I.e. for many people it's not worth betting $2 for a 1:2 chance of winning $4. That won't be a life changing event. But people are willing to bet $2 for a 1:175,223,510 chance of winning perhaps $100,000,000, even though those odds are much worse. That's how Powerball makes money. BTW I do bet on Powerball once in a while.

In my case I figured it wasn't worth betting $0.14 (because I knew it would take more than that of my time) to win $1,000,000,000.

[1] http://fivethirtyeight.com/datalab/we-have-a-1-in-6001225228...


> In my case I figured it wasn't worth betting $0.14 (because I knew it would take more than that of my time) to win $1,000,000,000.

People in work say this and it amuses me - as they then go on to say how they enjoyed an evening-in watching two films back-to-back.

In other words: your time should only be equated to money if you don't enjoy the task.


It's not actually a 1 in a million chance though.
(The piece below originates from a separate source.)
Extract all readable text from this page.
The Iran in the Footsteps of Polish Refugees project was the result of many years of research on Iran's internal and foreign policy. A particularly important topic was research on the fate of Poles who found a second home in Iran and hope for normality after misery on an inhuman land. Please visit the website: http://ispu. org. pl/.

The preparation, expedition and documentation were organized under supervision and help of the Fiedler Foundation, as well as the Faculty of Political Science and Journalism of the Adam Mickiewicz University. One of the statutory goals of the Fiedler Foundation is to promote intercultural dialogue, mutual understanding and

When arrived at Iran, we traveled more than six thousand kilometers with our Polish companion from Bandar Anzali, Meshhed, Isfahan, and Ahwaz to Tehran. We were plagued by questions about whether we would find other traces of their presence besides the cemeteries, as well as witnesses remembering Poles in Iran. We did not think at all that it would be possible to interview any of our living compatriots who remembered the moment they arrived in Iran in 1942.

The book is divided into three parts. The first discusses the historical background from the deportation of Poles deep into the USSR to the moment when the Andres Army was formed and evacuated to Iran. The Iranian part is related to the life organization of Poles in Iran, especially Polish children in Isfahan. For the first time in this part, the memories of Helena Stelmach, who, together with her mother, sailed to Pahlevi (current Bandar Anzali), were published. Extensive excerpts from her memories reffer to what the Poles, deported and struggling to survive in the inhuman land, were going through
It's more like 1 in 9.2 quintillion. I'd argue for many the time it takes to enter is worth more than those odds, not to mention giving up all the personal info to Quicken loans and Yahoo.


> You left a free lunch on the table.

You appear to be discrediting opportunity costs (could those 30 minutes of researching brackets be better spent doing something practical?) and privacy costs (I'm sure Buffet's entries required a certain amount of personal information.)


I didn't enter because I got irritated at Yahoo hijacking my Google login to make a Yahoo account and then ask for my phone number.